If all or most of the ballot questions pass, that will leave only a handful of states that have not legalized marijuana in some way, potentially putting pressure on federal lawmakers to change national policy. For now, growers and sellers can’t use banks or credit cards or export their products.

The Marijuana Policy Project is helping to coordinate the Montana legalization effort. Its deputy director, Matthew Schweich, said the organization does so only when polling suggests at least half of voters would support the measure.

“It’s becoming normalized for people,” Schweich said. “People know that other states are legalizing it and the sky has not fallen.”

An effort to legalize marijuana in rural, conservative states would have been an uphill battle even a few years ago. But several factors have worked toward changing attitudes there, Schweich said.
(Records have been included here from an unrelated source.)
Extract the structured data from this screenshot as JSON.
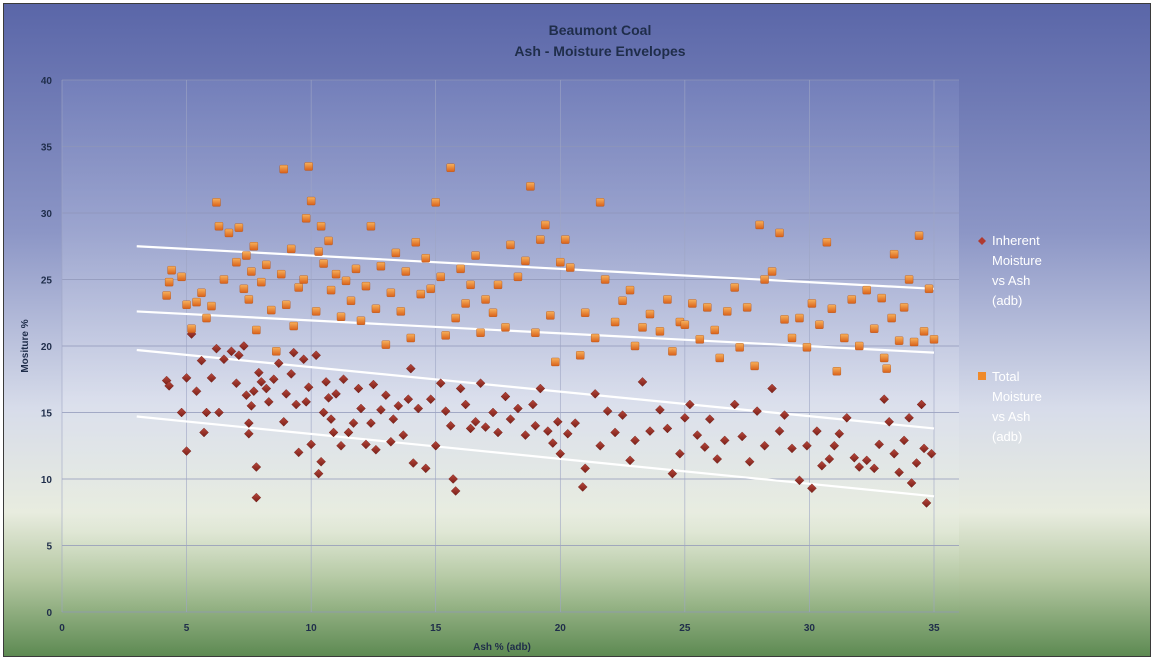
{
  "chart_data": {
    "type": "scatter",
    "title": [
      "Beaumont Coal",
      "Ash -  Moisture Envelopes"
    ],
    "xlabel": "Ash % (adb)",
    "ylabel": "Mositure %",
    "xlim": [
      0,
      35
    ],
    "ylim": [
      0,
      40
    ],
    "xticks": [
      "0",
      "5",
      "10",
      "15",
      "20",
      "25",
      "30",
      "35"
    ],
    "yticks": [
      "0",
      "5",
      "10",
      "15",
      "20",
      "25",
      "30",
      "35",
      "40"
    ],
    "grid": true,
    "legend_position": "right",
    "series": [
      {
        "name": "Inherent Moisture vs Ash (adb)",
        "color": "#8b2a22",
        "marker": "diamond",
        "points": [
          [
            4.2,
            17.4
          ],
          [
            4.3,
            17.0
          ],
          [
            4.8,
            15.0
          ],
          [
            5.0,
            17.6
          ],
          [
            5.0,
            12.1
          ],
          [
            5.2,
            20.9
          ],
          [
            5.4,
            16.6
          ],
          [
            5.6,
            18.9
          ],
          [
            5.7,
            13.5
          ],
          [
            5.8,
            15.0
          ],
          [
            6.0,
            17.6
          ],
          [
            6.2,
            19.8
          ],
          [
            6.3,
            15.0
          ],
          [
            6.5,
            19.0
          ],
          [
            6.8,
            19.6
          ],
          [
            7.0,
            17.2
          ],
          [
            7.1,
            19.3
          ],
          [
            7.3,
            20.0
          ],
          [
            7.4,
            16.3
          ],
          [
            7.5,
            14.2
          ],
          [
            7.5,
            13.4
          ],
          [
            7.6,
            15.5
          ],
          [
            7.7,
            16.6
          ],
          [
            7.8,
            10.9
          ],
          [
            7.8,
            8.6
          ],
          [
            7.9,
            18.0
          ],
          [
            8.0,
            17.3
          ],
          [
            8.2,
            16.8
          ],
          [
            8.3,
            15.8
          ],
          [
            8.5,
            17.5
          ],
          [
            8.7,
            18.7
          ],
          [
            8.9,
            14.3
          ],
          [
            9.0,
            16.4
          ],
          [
            9.2,
            17.9
          ],
          [
            9.3,
            19.5
          ],
          [
            9.4,
            15.6
          ],
          [
            9.5,
            12.0
          ],
          [
            9.7,
            19.0
          ],
          [
            9.8,
            15.8
          ],
          [
            9.9,
            16.9
          ],
          [
            10.0,
            12.6
          ],
          [
            10.2,
            19.3
          ],
          [
            10.3,
            10.4
          ],
          [
            10.4,
            11.3
          ],
          [
            10.5,
            15.0
          ],
          [
            10.6,
            17.3
          ],
          [
            10.7,
            16.1
          ],
          [
            10.8,
            14.5
          ],
          [
            10.9,
            13.5
          ],
          [
            11.0,
            16.4
          ],
          [
            11.2,
            12.5
          ],
          [
            11.3,
            17.5
          ],
          [
            11.5,
            13.5
          ],
          [
            11.7,
            14.2
          ],
          [
            11.9,
            16.8
          ],
          [
            12.0,
            15.3
          ],
          [
            12.2,
            12.6
          ],
          [
            12.4,
            14.2
          ],
          [
            12.5,
            17.1
          ],
          [
            12.6,
            12.2
          ],
          [
            12.8,
            15.2
          ],
          [
            13.0,
            16.3
          ],
          [
            13.2,
            12.8
          ],
          [
            13.3,
            14.5
          ],
          [
            13.5,
            15.5
          ],
          [
            13.7,
            13.3
          ],
          [
            13.9,
            16.0
          ],
          [
            14.0,
            18.3
          ],
          [
            14.1,
            11.2
          ],
          [
            14.3,
            15.3
          ],
          [
            14.6,
            10.8
          ],
          [
            14.8,
            16.0
          ],
          [
            15.0,
            12.5
          ],
          [
            15.2,
            17.2
          ],
          [
            15.4,
            15.1
          ],
          [
            15.6,
            14.0
          ],
          [
            15.7,
            10.0
          ],
          [
            15.8,
            9.1
          ],
          [
            16.0,
            16.8
          ],
          [
            16.2,
            15.6
          ],
          [
            16.4,
            13.8
          ],
          [
            16.6,
            14.3
          ],
          [
            16.8,
            17.2
          ],
          [
            17.0,
            13.9
          ],
          [
            17.3,
            15.0
          ],
          [
            17.5,
            13.5
          ],
          [
            17.8,
            16.2
          ],
          [
            18.0,
            14.5
          ],
          [
            18.3,
            15.3
          ],
          [
            18.6,
            13.3
          ],
          [
            18.9,
            15.6
          ],
          [
            19.0,
            14.0
          ],
          [
            19.2,
            16.8
          ],
          [
            19.5,
            13.6
          ],
          [
            19.7,
            12.7
          ],
          [
            19.9,
            14.3
          ],
          [
            20.0,
            11.9
          ],
          [
            20.3,
            13.4
          ],
          [
            20.6,
            14.2
          ],
          [
            20.9,
            9.4
          ],
          [
            21.0,
            10.8
          ],
          [
            21.4,
            16.4
          ],
          [
            21.6,
            12.5
          ],
          [
            21.9,
            15.1
          ],
          [
            22.2,
            13.5
          ],
          [
            22.5,
            14.8
          ],
          [
            22.8,
            11.4
          ],
          [
            23.0,
            12.9
          ],
          [
            23.3,
            17.3
          ],
          [
            23.6,
            13.6
          ],
          [
            24.0,
            15.2
          ],
          [
            24.3,
            13.8
          ],
          [
            24.5,
            10.4
          ],
          [
            24.8,
            11.9
          ],
          [
            25.0,
            14.6
          ],
          [
            25.2,
            15.6
          ],
          [
            25.5,
            13.3
          ],
          [
            25.8,
            12.4
          ],
          [
            26.0,
            14.5
          ],
          [
            26.3,
            11.5
          ],
          [
            26.6,
            12.9
          ],
          [
            27.0,
            15.6
          ],
          [
            27.3,
            13.2
          ],
          [
            27.6,
            11.3
          ],
          [
            27.9,
            15.1
          ],
          [
            28.2,
            12.5
          ],
          [
            28.5,
            16.8
          ],
          [
            28.8,
            13.6
          ],
          [
            29.0,
            14.8
          ],
          [
            29.3,
            12.3
          ],
          [
            29.6,
            9.9
          ],
          [
            29.9,
            12.5
          ],
          [
            30.1,
            9.3
          ],
          [
            30.3,
            13.6
          ],
          [
            30.5,
            11.0
          ],
          [
            30.8,
            11.5
          ],
          [
            31.0,
            12.5
          ],
          [
            31.2,
            13.4
          ],
          [
            31.5,
            14.6
          ],
          [
            31.8,
            11.6
          ],
          [
            32.0,
            10.9
          ],
          [
            32.3,
            11.4
          ],
          [
            32.6,
            10.8
          ],
          [
            32.8,
            12.6
          ],
          [
            33.0,
            16.0
          ],
          [
            33.2,
            14.3
          ],
          [
            33.4,
            11.9
          ],
          [
            33.6,
            10.5
          ],
          [
            33.8,
            12.9
          ],
          [
            34.0,
            14.6
          ],
          [
            34.1,
            9.7
          ],
          [
            34.3,
            11.2
          ],
          [
            34.5,
            15.6
          ],
          [
            34.6,
            12.3
          ],
          [
            34.7,
            8.2
          ],
          [
            34.9,
            11.9
          ]
        ]
      },
      {
        "name": "Total Moisture vs Ash (adb)",
        "color": "#e8731f",
        "marker": "square",
        "points": [
          [
            4.2,
            23.8
          ],
          [
            4.3,
            24.8
          ],
          [
            4.4,
            25.7
          ],
          [
            4.8,
            25.2
          ],
          [
            5.0,
            23.1
          ],
          [
            5.2,
            21.3
          ],
          [
            5.4,
            23.3
          ],
          [
            5.6,
            24.0
          ],
          [
            5.8,
            22.1
          ],
          [
            6.0,
            23.0
          ],
          [
            6.2,
            30.8
          ],
          [
            6.3,
            29.0
          ],
          [
            6.5,
            25.0
          ],
          [
            6.7,
            28.5
          ],
          [
            7.0,
            26.3
          ],
          [
            7.1,
            28.9
          ],
          [
            7.3,
            24.3
          ],
          [
            7.4,
            26.8
          ],
          [
            7.5,
            23.5
          ],
          [
            7.6,
            25.6
          ],
          [
            7.7,
            27.5
          ],
          [
            7.8,
            21.2
          ],
          [
            8.0,
            24.8
          ],
          [
            8.2,
            26.1
          ],
          [
            8.4,
            22.7
          ],
          [
            8.6,
            19.6
          ],
          [
            8.8,
            25.4
          ],
          [
            8.9,
            33.3
          ],
          [
            9.0,
            23.1
          ],
          [
            9.2,
            27.3
          ],
          [
            9.3,
            21.5
          ],
          [
            9.5,
            24.4
          ],
          [
            9.7,
            25.0
          ],
          [
            9.8,
            29.6
          ],
          [
            9.9,
            33.5
          ],
          [
            10.0,
            30.9
          ],
          [
            10.2,
            22.6
          ],
          [
            10.3,
            27.1
          ],
          [
            10.4,
            29.0
          ],
          [
            10.5,
            26.2
          ],
          [
            10.7,
            27.9
          ],
          [
            10.8,
            24.2
          ],
          [
            11.0,
            25.4
          ],
          [
            11.2,
            22.2
          ],
          [
            11.4,
            24.9
          ],
          [
            11.6,
            23.4
          ],
          [
            11.8,
            25.8
          ],
          [
            12.0,
            21.9
          ],
          [
            12.2,
            24.5
          ],
          [
            12.4,
            29.0
          ],
          [
            12.6,
            22.8
          ],
          [
            12.8,
            26.0
          ],
          [
            13.0,
            20.1
          ],
          [
            13.2,
            24.0
          ],
          [
            13.4,
            27.0
          ],
          [
            13.6,
            22.6
          ],
          [
            13.8,
            25.6
          ],
          [
            14.0,
            20.6
          ],
          [
            14.2,
            27.8
          ],
          [
            14.4,
            23.9
          ],
          [
            14.6,
            26.6
          ],
          [
            14.8,
            24.3
          ],
          [
            15.0,
            30.8
          ],
          [
            15.2,
            25.2
          ],
          [
            15.4,
            20.8
          ],
          [
            15.6,
            33.4
          ],
          [
            15.8,
            22.1
          ],
          [
            16.0,
            25.8
          ],
          [
            16.2,
            23.2
          ],
          [
            16.4,
            24.6
          ],
          [
            16.6,
            26.8
          ],
          [
            16.8,
            21.0
          ],
          [
            17.0,
            23.5
          ],
          [
            17.3,
            22.5
          ],
          [
            17.5,
            24.6
          ],
          [
            17.8,
            21.4
          ],
          [
            18.0,
            27.6
          ],
          [
            18.3,
            25.2
          ],
          [
            18.6,
            26.4
          ],
          [
            18.8,
            32.0
          ],
          [
            19.0,
            21.0
          ],
          [
            19.2,
            28.0
          ],
          [
            19.4,
            29.1
          ],
          [
            19.6,
            22.3
          ],
          [
            19.8,
            18.8
          ],
          [
            20.0,
            26.3
          ],
          [
            20.2,
            28.0
          ],
          [
            20.4,
            25.9
          ],
          [
            20.8,
            19.3
          ],
          [
            21.0,
            22.5
          ],
          [
            21.4,
            20.6
          ],
          [
            21.6,
            30.8
          ],
          [
            21.8,
            25.0
          ],
          [
            22.2,
            21.8
          ],
          [
            22.5,
            23.4
          ],
          [
            22.8,
            24.2
          ],
          [
            23.0,
            20.0
          ],
          [
            23.3,
            21.4
          ],
          [
            23.6,
            22.4
          ],
          [
            24.0,
            21.1
          ],
          [
            24.3,
            23.5
          ],
          [
            24.5,
            19.6
          ],
          [
            24.8,
            21.8
          ],
          [
            25.0,
            21.6
          ],
          [
            25.3,
            23.2
          ],
          [
            25.6,
            20.5
          ],
          [
            25.9,
            22.9
          ],
          [
            26.2,
            21.2
          ],
          [
            26.4,
            19.1
          ],
          [
            26.7,
            22.6
          ],
          [
            27.0,
            24.4
          ],
          [
            27.2,
            19.9
          ],
          [
            27.5,
            22.9
          ],
          [
            27.8,
            18.5
          ],
          [
            28.0,
            29.1
          ],
          [
            28.2,
            25.0
          ],
          [
            28.5,
            25.6
          ],
          [
            28.8,
            28.5
          ],
          [
            29.0,
            22.0
          ],
          [
            29.3,
            20.6
          ],
          [
            29.6,
            22.1
          ],
          [
            29.9,
            19.9
          ],
          [
            30.1,
            23.2
          ],
          [
            30.4,
            21.6
          ],
          [
            30.7,
            27.8
          ],
          [
            30.9,
            22.8
          ],
          [
            31.1,
            18.1
          ],
          [
            31.4,
            20.6
          ],
          [
            31.7,
            23.5
          ],
          [
            32.0,
            20.0
          ],
          [
            32.3,
            24.2
          ],
          [
            32.6,
            21.3
          ],
          [
            32.9,
            23.6
          ],
          [
            33.0,
            19.1
          ],
          [
            33.1,
            18.3
          ],
          [
            33.3,
            22.1
          ],
          [
            33.4,
            26.9
          ],
          [
            33.6,
            20.4
          ],
          [
            33.8,
            22.9
          ],
          [
            34.0,
            25.0
          ],
          [
            34.2,
            20.3
          ],
          [
            34.4,
            28.3
          ],
          [
            34.6,
            21.1
          ],
          [
            34.8,
            24.3
          ],
          [
            35.0,
            20.5
          ]
        ]
      }
    ],
    "envelope_lines": [
      {
        "from": [
          3,
          27.5
        ],
        "to": [
          35,
          24.3
        ]
      },
      {
        "from": [
          3,
          22.6
        ],
        "to": [
          35,
          19.5
        ]
      },
      {
        "from": [
          3,
          19.7
        ],
        "to": [
          35,
          13.8
        ]
      },
      {
        "from": [
          3,
          14.7
        ],
        "to": [
          35,
          8.7
        ]
      }
    ]
  }
}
They include a gradually increasing acceptance in red states of neighbors that have legalized recreational pot — and seeing the tax revenue that legal marijuana brings. But perhaps the biggest catalyst toward normalizing pot use is having an established medical marijuana program, Schweich said.

After 15 years, Montana’s medical cannabis program is firmly rooted and has survived several legislative attempts to restrict it or shut it down. According to the Montana Department of Public Health and Human Services, more than 500 marijuana providers were serving 38,385 people as of July, which represents nearly 4% of the state’s population.

A survey conducted by the University of Montana earlier this year found that 54% of respondents thought marijuana should be legalized for recreational use, up from 51% the year before. Six years earlier, a Montana State University-Billings poll found that 60% of residents were against legalization.

Changing attitudes could also stem from states’ changing demographics. An analysis of census data by the Montana Free Press in 2019 found that 53% of Montanans 25 and older were born outside the state.

Among them is Brandon Powers, who moved to Montana from Missouri last year. Powers supports legalization and believes its passage will depend largely on who turns out.

“If people like me dominate the polls, then it will pass. But if people like my neighbor who thinks ‘the [marijuana] they have today is just too powerful’ dominate the polls, then it will fail,” he said.

In Mississippi, 20 medical marijuana bills have failed over the years in the Statehouse. This year, 228,000 state residents signed petitions in support of a medical marijuana initiative to allow possession of up to 2.5 ounces of marijuana to treat more than 20 qualifying medical conditions.

In response, lawmakers put a competing measure on the ballot that would restrict marijuana use to terminally ill patients and require them to use only pharmaceutical-grade marijuana products.

Jamie Grantham, spokesperson for Mississippians for Compassionate Care, called the measure an effort by the state to split the vote and derail legalization efforts.

“I’m passionate about this because it’s a plant that God made and it can provide relief for those who are suffering,” said Grantham, who described herself as a conservative Republican. “If this is something that can be used to help relieve someone’s pain, then they should be able to use it.”

But opposition is starting to build. Langton, the Mississippi Board of Health member, is working with Mississippi Horizon, a group fighting legalization. Langton said he opposes the original initiative because he believes it’s “overly broad” and would allow dispensaries within 500 feet of schools and churches. It could also put Mississippi on a path toward legalized recreational use, he said.

He added: “They say that marijuana is a natural plant, but poison ivy is natural, too. Just because something is natural doesn’t mean it is good for you.”